The dispersion relation reads
\begin{eqnarray}
 \hskip -1mm  T_{123}(p^{2};m_{1}^{2},m_{2}^{2},m_{3}^{2}) &=&
   \frac{1}{2\pi i}\!\!\!
 \!\!\! \int\limits_{(m_{1}+m_{2}+m_{3})^2}^{\infty}\!\!\!\!\! \mbox{d} z
  \frac{1}{z-p^2}
     \Delta T_{123}(z;m_{1}^{2},m_{2}^{2},m_{3}^{2})\label{disp}
     \nonumber \\
 && \hskip -6mm = \frac{1}{4 \pi^2}\int\limits_{(m_{2}+m_{3})^2}^{\infty}\!\!\!
\mbox{d} s
      \,\,\Delta B_0(s;m_2^2,m_3^2) \!\!\!\!
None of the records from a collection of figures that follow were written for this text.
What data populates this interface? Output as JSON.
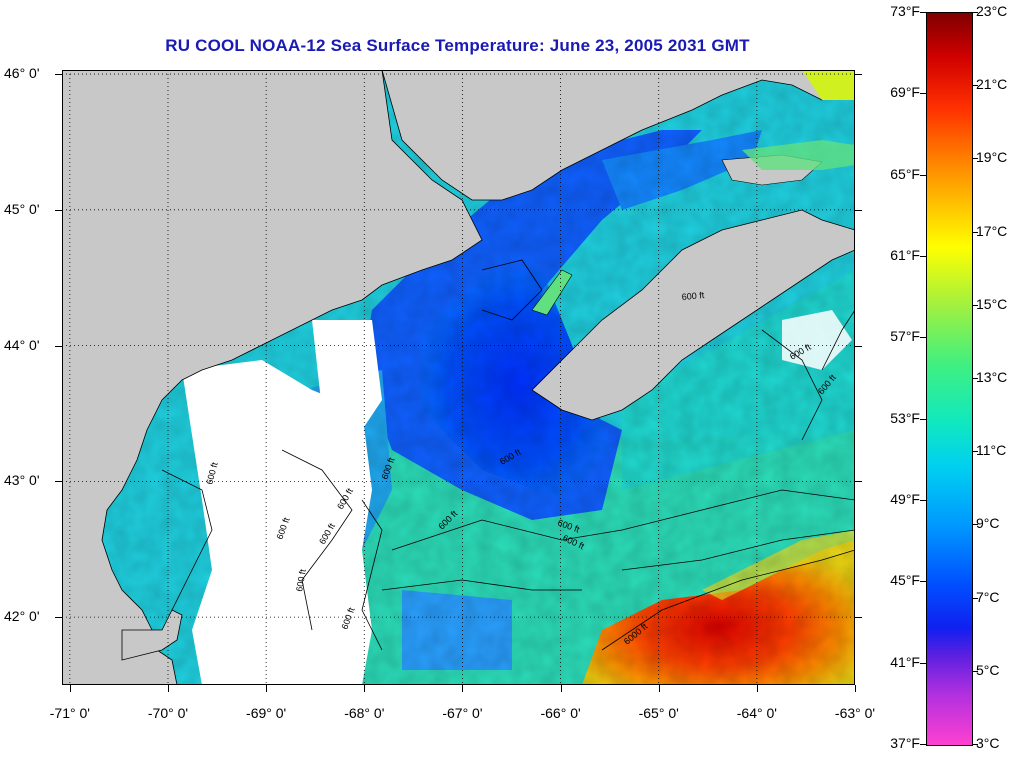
{
  "title": "RU COOL  NOAA-12  Sea Surface Temperature:  June 23, 2005 2031 GMT",
  "map": {
    "lon_range": [
      -71.08,
      -63.0
    ],
    "lat_range": [
      41.5,
      46.03
    ],
    "lat_labels": [
      "46° 0'",
      "45° 0'",
      "44° 0'",
      "43° 0'",
      "42° 0'"
    ],
    "lat_values": [
      46,
      45,
      44,
      43,
      42
    ],
    "lon_labels": [
      "-71° 0'",
      "-70° 0'",
      "-69° 0'",
      "-68° 0'",
      "-67° 0'",
      "-66° 0'",
      "-65° 0'",
      "-64° 0'",
      "-63° 0'"
    ],
    "lon_values": [
      -71,
      -70,
      -69,
      -68,
      -67,
      -66,
      -65,
      -64,
      -63
    ],
    "grid": "dotted",
    "land_color": "#c8c8c8",
    "cloud_color": "#ffffff",
    "contour_labels": [
      "600 ft",
      "600 ft",
      "600 ft",
      "600 ft",
      "600 ft",
      "600 ft",
      "600 ft",
      "600 ft",
      "600 ft",
      "600 ft",
      "600 ft",
      "600 ft",
      "600 ft",
      "600 ft",
      "6000 ft"
    ]
  },
  "colorbar": {
    "fahrenheit": [
      "73°F",
      "69°F",
      "65°F",
      "61°F",
      "57°F",
      "53°F",
      "49°F",
      "45°F",
      "41°F",
      "37°F"
    ],
    "celsius": [
      "23°C",
      "21°C",
      "19°C",
      "17°C",
      "15°C",
      "13°C",
      "11°C",
      "9°C",
      "7°C",
      "5°C",
      "3°C"
    ],
    "f_min": 37,
    "f_max": 73,
    "c_min": 3,
    "c_max": 23
  }
}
      \int\limits_{(\sqrt s+m_1)^2}^{\infty}\!\!\!\frac{\mbox{d} z}{z-p^2}\,\,
      \Delta B_0(z;s,m_1^2) \,.
\end{eqnarray}
Using the expansion
\begin{equation}
 \frac{1}{z-p^2}=\frac{1}{z} \sum_{k=0}^{\infty} \left(\frac{p^2}{z}\right)^k
\end{equation}
we perform first the integration over $z$:
\begin{eqnarray}
 A &=& \sum_{k=0}^{\infty} (p^2)^k \int\limits_{u}^{\infty} \mbox{d} z\,\,
       z^{\delta-2-k} (z-u)^{1/2-\delta} (z-v)^{1/2-\delta}
      \nonumber \label{A}\\
   &=& \sum_{k=0}^{\infty} (p^2)^k u^{-\delta-k} B(k+\delta,3/2-\delta)
     {}_2 F_1(\delta-1/2,k+\delta;k+3/2;v/u)\,,
\end{eqnarray}
where $u\,=\,(m_1+\sqrt s)^2$ and $v\,=\,(m_1-\sqrt s)^2$.
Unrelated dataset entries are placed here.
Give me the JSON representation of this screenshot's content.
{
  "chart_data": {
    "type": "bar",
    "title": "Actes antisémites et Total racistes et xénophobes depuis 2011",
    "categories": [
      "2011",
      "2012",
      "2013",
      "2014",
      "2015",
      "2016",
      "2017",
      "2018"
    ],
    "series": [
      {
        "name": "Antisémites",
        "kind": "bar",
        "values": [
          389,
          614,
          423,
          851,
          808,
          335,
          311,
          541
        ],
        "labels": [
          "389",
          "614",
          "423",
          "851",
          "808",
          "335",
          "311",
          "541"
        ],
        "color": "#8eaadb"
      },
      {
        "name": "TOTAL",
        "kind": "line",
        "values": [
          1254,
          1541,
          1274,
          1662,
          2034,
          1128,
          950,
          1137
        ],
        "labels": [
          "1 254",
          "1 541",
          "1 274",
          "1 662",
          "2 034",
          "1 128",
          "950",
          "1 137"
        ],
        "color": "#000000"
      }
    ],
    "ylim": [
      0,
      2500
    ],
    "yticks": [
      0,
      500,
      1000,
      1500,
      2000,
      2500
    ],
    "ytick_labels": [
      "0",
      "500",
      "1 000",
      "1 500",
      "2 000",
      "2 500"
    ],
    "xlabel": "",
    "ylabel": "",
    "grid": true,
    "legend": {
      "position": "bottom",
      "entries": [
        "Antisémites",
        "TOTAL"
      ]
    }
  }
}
One transforms the Gauss hypergeometric function ${}_2 F_1$ using
relations which one can find in
\cite{Prudnikov}
\begin{eqnarray}
 &&{}_2 F_1(\delta-1/2,k+\delta;k+3/2;v/u)\!\! =
      \nonumber \label{Ftransf}\\
 && \left(\frac{2 \sqrt s}{m_1+\sqrt s}\right)^{-2(k+\delta)} \!\!\!\!
     {}_2 F_1 (k+\delta,k+1;2 k+2;(1-m_1^2/s))
     \nonumber\\
 && =\left[
     \frac{\Gamma(1-\delta)}{\Gamma(k+2-\delta)}
     {}_2 F_1(k+\delta,k+1;\delta;m_1^2/s)\right.\nonumber\\
 && \!\!\!\left.+\left(\frac{m_1^2}{s}\right)^{1-\delta}
    \frac{\Gamma(\delta-1)}{\Gamma(k+\delta)}
     {}_2 F_1(k+2-\delta,k+1;2-\delta;m_1^2/s)\right]\nonumber\\
 && \times \left(\frac{2 \sqrt s}{m_1+\sqrt s}\right)^{-2(k+\delta)}
    \frac{\Gamma(2 k+2)}{k!}\,.
\end{eqnarray}
With this result, $T_{123}(p^{2};m_{1}^{2},m_{2}^{2},m_{3}^{2})$ becomes:
\begin{eqnarray}
  &&T_{123}(p^{2};m_{1}^{2},m_{2}^{2},m_{3}^{2}) =
     \label{ints} \nonumber \\
  &&-(4\pi\mu^2)^{\delta}
    \frac{\Gamma(1-\delta) \Gamma(\delta-1)}{\Gamma(2-2 \delta)}
    \int\limits_{(m_{2}+m_{3})^2}^{\infty} \mbox{d} s\, s^{\delta-1}
    \lambda^{\frac{1}{2}-\delta} (s,m_2^2,m_3^2)\nonumber\\
  &&\times
    \left[\frac{m_1^2}{s} \left(\frac{m_1^2}{4\pi\mu^2}\right)^{-\delta}
    F_4(1,2-\delta;2-\delta,2-\delta;p^2/s,m_1^2/s)
    \right. \nonumber\\
  &&\left.-\left(\frac{s}{4\pi\mu^2}\right)^{-\delta}
     F_4(1,\delta;2-\delta,\delta;p^2/s,m_1^2/s)\right]\,.
\end{eqnarray}
Since in (\ref{disp}) the $z$ integration up to some factors represents the
one-loop self-energy, we find as a byproduct
\begin{eqnarray}
\label{oneloop}
 B_0(p^2;m_1^2,m_2^2) &=&
    \Gamma(\delta-1)\left[\frac{m_1^2}{m_2^2}\!\!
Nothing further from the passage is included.